Desde el domingo de Ramos y hasta el Sábado Santo la liturgia de la Iglesia nos pone delante de la pasión de Cristo. No se da prisa en anunciarnos la Resurrección. De esta forma nos recuerda que la muerte de Cristo no es apariencia pasajera, por la que pasa como de puntillas sin que apenas le toque de veras. Durante toda la semana, ya desde el domingo de Ramos, pero sobre todo hoy, se nos invita a mirar y contemplar al Cristo muerto, a tomar conciencia de la seriedad de su muerte.

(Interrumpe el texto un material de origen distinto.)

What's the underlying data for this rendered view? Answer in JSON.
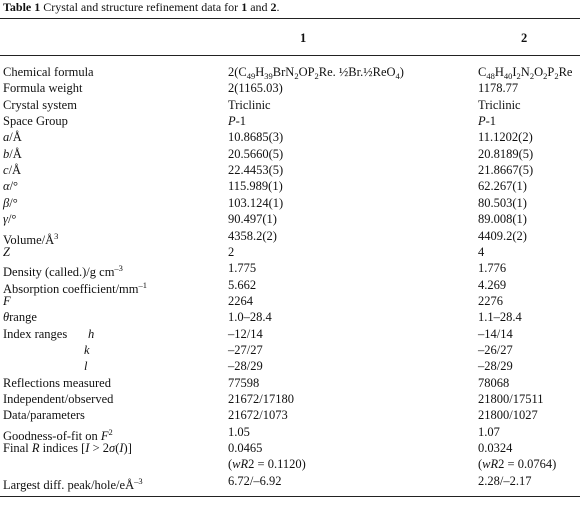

¿Qué se puede decir ante Cristo muerto? Todos sabemos por experiencia lo difícil que es decir algo en presencia de un muerto. Ante el misterio de la muerte las palabras están de más. Tanto más, cuando el muerto es Jesucristo, el hijo del hombre, el hijo de Dios.

¿Cómo ha podido pasar una cosa así? Y ¿cuál es el significado de esta muerte?

En Jesús, el hijo del hombre, muere el hombre, cada ser humano, cada uno de nosotros. En su muerte está presente la muerte de todos los inocentes, de todas las víctimas de la violencia y de la injusticia, la muerte temprana e inmerecida de tantos. Y, en el fondo, ¿quién merece la muerte? En la muerte de Jesús podemos descubrir la muerte de nuestros muertos, de nuestros seres queridos, incluso podemos anticipar la propia muerte que en algún lugar y en algún momento nos está esperando.

También podemos descubrir en esta muerte esas “pequeñas muertes” de la vida cotidiana, que nos hablan de nuestra limitación y debilidad, que el mismo Jesús ha tomado sobre sí.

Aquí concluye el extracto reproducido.